遥かなるケンブリッジ、『国家の品格』、一条の軌跡

 彼女は深呼吸を二度した。三度目の深呼吸の後、さすがに手に汗がたまったのか、掌をドレスの腰に押しつけた。そして表情を一段と厳しくすると、ガルネリを左肩にかついだ。いよいよである。私は心の中で、「行け」と鋭く号令を掛けた。
 静まり返った中を、彼女が弦に当てた弓をすーっと引いた。物凄いとはこのことだった。「圧勝だ」と思った。音とも思えぬ、澄み切って玲瓏な何かが、縦になった弓の延長に沿って、茫々たる空変の中を、一条の軌跡を描きながら、ゆるゆると舞い上がって行ったのである。私は衝撃に息もできぬまま、耳を凝らしていた。ロイヤルフィルが共鳴箱にしか見えぬほどの素晴らしい音だった。私は音楽的感動と愛国的感動の波に手荒くもまれながら、じっとしていた。
 終了後に楽屋で彼女に、
「すごかった。ものの十秒で日本の圧勝を確信した」
と言ったら、さもおかしそうに笑ってから、
「聞いたことのない批評だわ。でも本当はそういうのが一番嬉しい」
と言った。
 帰りは最終電車になった。ケンブリッジ駅の長い長いプラットフォームに降りた時は十二時を回っていた。珍しい星空の下、ケンブリッジの町には冷気が張り詰めていた。私は寝静まった街路を足早に歩きながら、よし今度は自分が蹴散らしてやろう、と思った。

藤原正彦遥かなるケンブリッジ』より

藤原正彦は、数学者。彼がイギリス滞在中に、友人のヴァイオリニスト堀米ゆず子さんの演奏会を聴くシーンです。この時、イギリスでの講演を控えていた藤原正彦は、ロイヤルフィルオーケストラの中で演奏する堀米さんに、西欧文化に単身対抗する同じ日本人としての共感を感じています。

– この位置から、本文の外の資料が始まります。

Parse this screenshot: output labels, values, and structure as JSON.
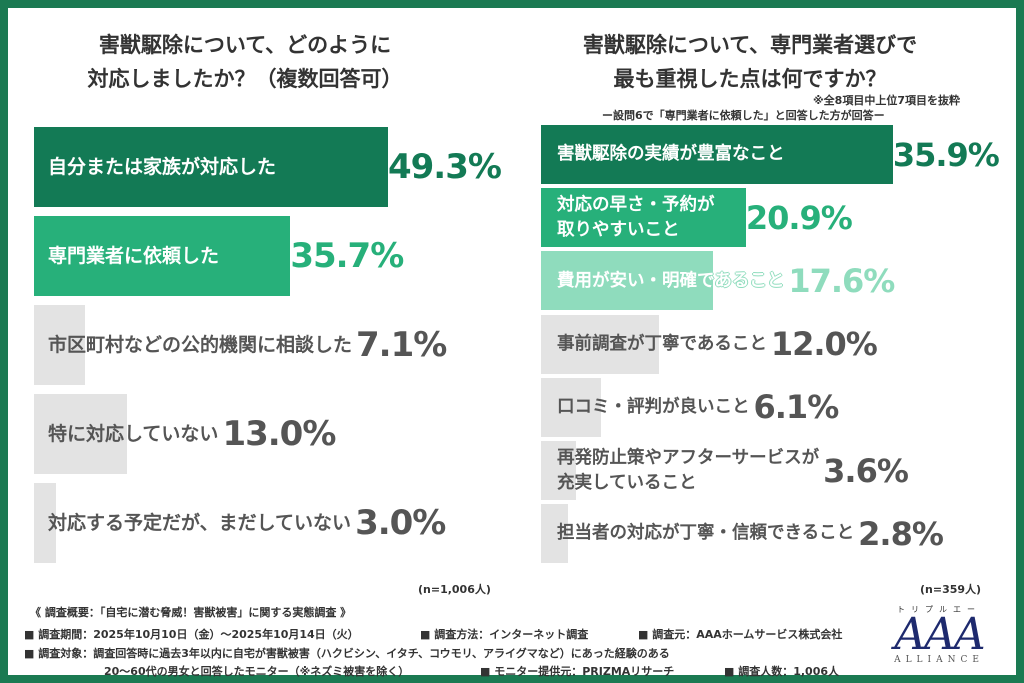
{
  "chart_data": [
    {
      "type": "bar",
      "orientation": "horizontal",
      "title": "害獣駆除について、どのように\n対応しましたか？（複数回答可）",
      "title_lines": [
        "害獣駆除について、どのように",
        "対応しましたか？（複数回答可）"
      ],
      "categories": [
        "自分または家族が対応した",
        "専門業者に依頼した",
        "市区町村などの公的機関に相談した",
        "特に対応していない",
        "対応する予定だが、まだしていない"
      ],
      "values": [
        49.3,
        35.7,
        7.1,
        13.0,
        3.0
      ],
      "value_labels": [
        "49.3%",
        "35.7%",
        "7.1%",
        "13.0%",
        "3.0%"
      ],
      "colors": [
        "#137a55",
        "#27b07a",
        "#e3e3e3",
        "#e3e3e3",
        "#e3e3e3"
      ],
      "value_colors": [
        "#137a55",
        "#27b07a",
        "#555555",
        "#555555",
        "#555555"
      ],
      "sample": "(n=1,006人)"
    },
    {
      "type": "bar",
      "orientation": "horizontal",
      "title_lines": [
        "害獣駆除について、専門業者選びで",
        "最も重視した点は何ですか？"
      ],
      "note": "※全8項目中上位7項目を抜粋",
      "subtitle": "ー設問6で「専門業者に依頼した」と回答した方が回答ー",
      "categories": [
        "害獣駆除の実績が豊富なこと",
        "対応の早さ・予約が\n取りやすいこと",
        "費用が安い・明確であること",
        "事前調査が丁寧であること",
        "口コミ・評判が良いこと",
        "再発防止策やアフターサービスが\n充実していること",
        "担当者の対応が丁寧・信頼できること"
      ],
      "values": [
        35.9,
        20.9,
        17.6,
        12.0,
        6.1,
        3.6,
        2.8
      ],
      "value_labels": [
        "35.9%",
        "20.9%",
        "17.6%",
        "12.0%",
        "6.1%",
        "3.6%",
        "2.8%"
      ],
      "colors": [
        "#137a55",
        "#27b07a",
        "#8fdcbd",
        "#e3e3e3",
        "#e3e3e3",
        "#e3e3e3",
        "#e3e3e3"
      ],
      "value_colors": [
        "#137a55",
        "#27b07a",
        "#8fdcbd",
        "#555555",
        "#555555",
        "#555555",
        "#555555"
      ],
      "sample": "(n=359人)"
    }
  ],
  "footer": {
    "overview": "《 調査概要：「自宅に潜む脅威！害獣被害」に関する実態調査 》",
    "period": "■ 調査期間：2025年10月10日（金）～2025年10月14日（火）",
    "method": "■ 調査方法：インターネット調査",
    "org": "■ 調査元：AAAホームサービス株式会社",
    "target": "■ 調査対象：調査回答時に過去3年以内に自宅が害獣被害（ハクビシン、イタチ、コウモリ、アライグマなど）にあった経験のある",
    "target2": "20～60代の男女と回答したモニター（※ネズミ被害を除く）",
    "provider": "■ モニター提供元：PRIZMAリサーチ",
    "count": "■ 調査人数：1,006人"
  },
  "logo": {
    "kana": "トリプルエー",
    "main": "AAA",
    "sub": "ALLIANCE"
  }
}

演奏が始まる直前の緊張感、ヴァイオリンが奏でる音の見事な表現、最後の場面から伝わってくる若い血がたぎる熱さ。どれも最高です。

この文章は、日本女子大学附属高校の入試問題で出題されました。堀米さんの「でも本当はそういうのが一番嬉しい」という発言に傍線を引き、「そういうの」の説明として最も適切なものを選べ、という問題でした。高校側が用意した解答は、「理屈ぬきで日本人としての共感と感動を伝えるもの」。

「理屈ぬき」というところが的確といいますか、少し面白いです。「そういうの」という指示語は、直前の「日本の圧勝を確信」という発言を指しているわけですが、当然ながらヴァイオリニストとオーケストラの利害が相反していることはないので、勝った負けたという表現は確かに変と言えば変です。

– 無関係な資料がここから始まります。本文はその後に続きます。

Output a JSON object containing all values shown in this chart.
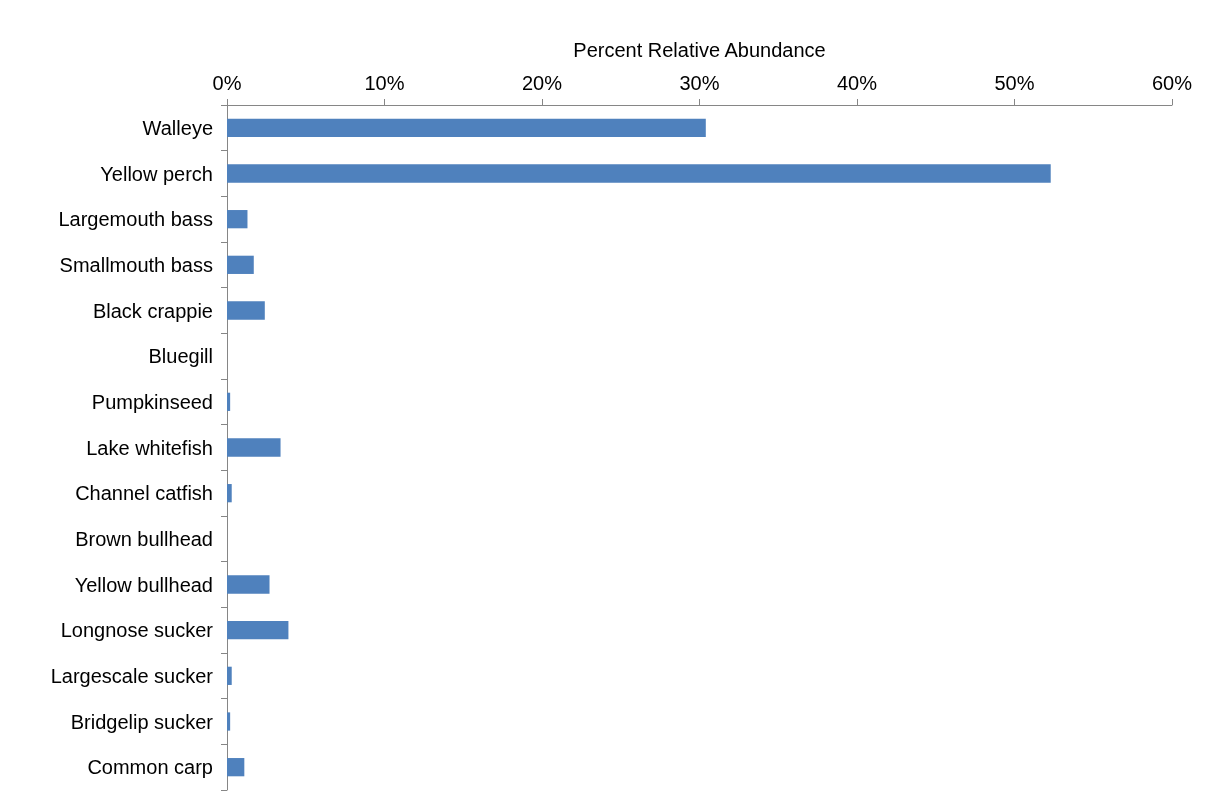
{
  "chart_data": {
    "type": "bar",
    "orientation": "horizontal",
    "xlabel": "Percent Relative Abundance",
    "categories": [
      "Walleye",
      "Yellow perch",
      "Largemouth bass",
      "Smallmouth bass",
      "Black crappie",
      "Bluegill",
      "Pumpkinseed",
      "Lake whitefish",
      "Channel catfish",
      "Brown bullhead",
      "Yellow bullhead",
      "Longnose sucker",
      "Largescale sucker",
      "Bridgelip sucker",
      "Common carp"
    ],
    "values": [
      30.4,
      52.3,
      1.3,
      1.7,
      2.4,
      0,
      0.2,
      3.4,
      0.3,
      0,
      2.7,
      3.9,
      0.3,
      0.2,
      1.1
    ],
    "color": "#4f81bd",
    "xlim": [
      0,
      60
    ],
    "xticks": [
      {
        "value": 0,
        "label": "0%"
      },
      {
        "value": 10,
        "label": "10%"
      },
      {
        "value": 20,
        "label": "20%"
      },
      {
        "value": 30,
        "label": "30%"
      },
      {
        "value": 40,
        "label": "40%"
      },
      {
        "value": 50,
        "label": "50%"
      },
      {
        "value": 60,
        "label": "60%"
      }
    ],
    "grid": false
  }
}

なお、文中に「共鳴箱」という表現が使われています。数学の世界では、数学を進歩させるのはごく一流の天才のみであり、三流以下の数学者はその結果のあとを追いかけているだけだ、という考え方から、「共鳴箱」という揶揄があるようで、それをふまえたものでしょうか。この日記なんかが質の悪い共鳴箱の例ですね!

藤原正彦は現在『国家の品格』がベストセラーになっています。その批判として、著者の議論が非論理的であるとか恣意的に過ぎるとか言われていますが、まあ、「愛国」などというものは、もともと理屈なんてないようなものなんじゃないかという気もします。だって「愛」ですよ「愛」。愛に理屈いらんでしょ。

私が思うに、藤原正彦の真骨頂は、冒頭に引用した部分で言えば、「掌をドレスの腰に押しつけた」とか「一条の軌跡を描きながら、ゆるゆると舞い上がって行った」とか「町には冷気が張り詰めていた」とか、感覚的なディテールと結びつき、臨場感の中でこそいきいきと働くものです。そこから主張だけとり出して『国家の品格』みたいに言いたい放題やれば、そら「ちょっとまってくれ」と言いたくなる人が続出するのも分からんでもありません。

考えてみれば、数学者が意識する「論理的かどうか」の基準というのは、世間一般の基準からすると、とてつもなく厳密なほうにズレているはずです。そういう意味では、数学者というのは、世間一般の「論理的」レンジから見て、チューニングがおかしいのかもしれません。同じ数学者の加藤和也岡潔のぶっ飛び具合はもはや感動的です。

個人的には『国家の品格』より、この『遥かなるケンブリッジ』か、『若き数学者のアメリカ』がベストセラーになるといいなーと思います。